Recommandations aux responsables de campagnes de sensibilisation
aux usages d’internet

  • Dans les campagnes de sensibilisation destinées aux jeunes et aux
    parents, l’accent doit être mis de manière équilibrée sur les
    opportunités et les risques pour les jeunes. Le message concernant les
    risques doit être repensé en fonction des effets pervers qu’il peut
    provoquer auprès de parents off-line ou peu familiarisés avec les TIC.
    Il s’agit d’éviter des attitudes de rejet qui conduisent à la formulation
    d’interdits, que les jeunes vont contourner, mais dans de mauvaises
    conditions. Il s’agit aussi de mieux mettre en évidence les potentialités
    pour les jeunes eux-mêmes.

Recommandations aux institutions d’enseignement et de formation

  • Dans les hautes écoles qui forment des travailleurs sociaux et d’autres
    intervenants psychosociaux dans le domaine de l’aide à la jeunesse, il
    est important d’incorporer une formation à l’usage des nouveaux
    médias numériques interactifs dans le travail social ou psychologique,
    comme instrument de dialogue avec les jeunes ou comme support
    d’expression.
  • Dans les programmes de l’enseignement secondaire, en particulier
    dans les filières techniques et professionnelles, ainsi que dans la
    formation en alternance, il est nécessaire de favoriser les méthodes
    pédagogiques qui permettent aux jeunes de dépasser progressivement
    les limites de leur propre univers internet, mais en valorisant celui-ci
    plutôt qu’en le diabolisant. De plus, chez les jeunes, un parcours
    éducatif dans les TIC ne sera couronné de succès que dans la mesure
    où son contenu améliorera leur confort dans leur façon d’aborder la
    société de l’information, tout en étant en prise avec les problèmes
    concrets qu’ils peuvent rencontrer dans ce domaine.
  • D’une manière générale, au cours du cycle supérieur du secondaire et
    avec une priorité accrue pour les publics scolaires défavorisés, les
    institutions d’enseignement devraient faciliter une meilleure
    convergence entre la formation aux TIC et l’éducation aux médias,
    plus particulièrement aux nouveaux médias numériques.

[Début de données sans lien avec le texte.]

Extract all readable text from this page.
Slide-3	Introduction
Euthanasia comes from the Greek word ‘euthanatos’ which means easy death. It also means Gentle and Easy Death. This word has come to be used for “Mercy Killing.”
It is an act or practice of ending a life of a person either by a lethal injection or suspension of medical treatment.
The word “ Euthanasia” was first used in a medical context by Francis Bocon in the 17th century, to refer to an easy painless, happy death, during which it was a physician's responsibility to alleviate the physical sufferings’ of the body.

L’éducation
    aux médias concerne notamment la capacité de décryptage des
    informations numériques et la promotion de bonnes pratiques. Elle
    peut se faire, entre autres, de manière transversale dans la plupart des
    matières enseignées, par le biais de méthodes pédagogiques
    interactives qui valorisent les pratiques numériques des élèves.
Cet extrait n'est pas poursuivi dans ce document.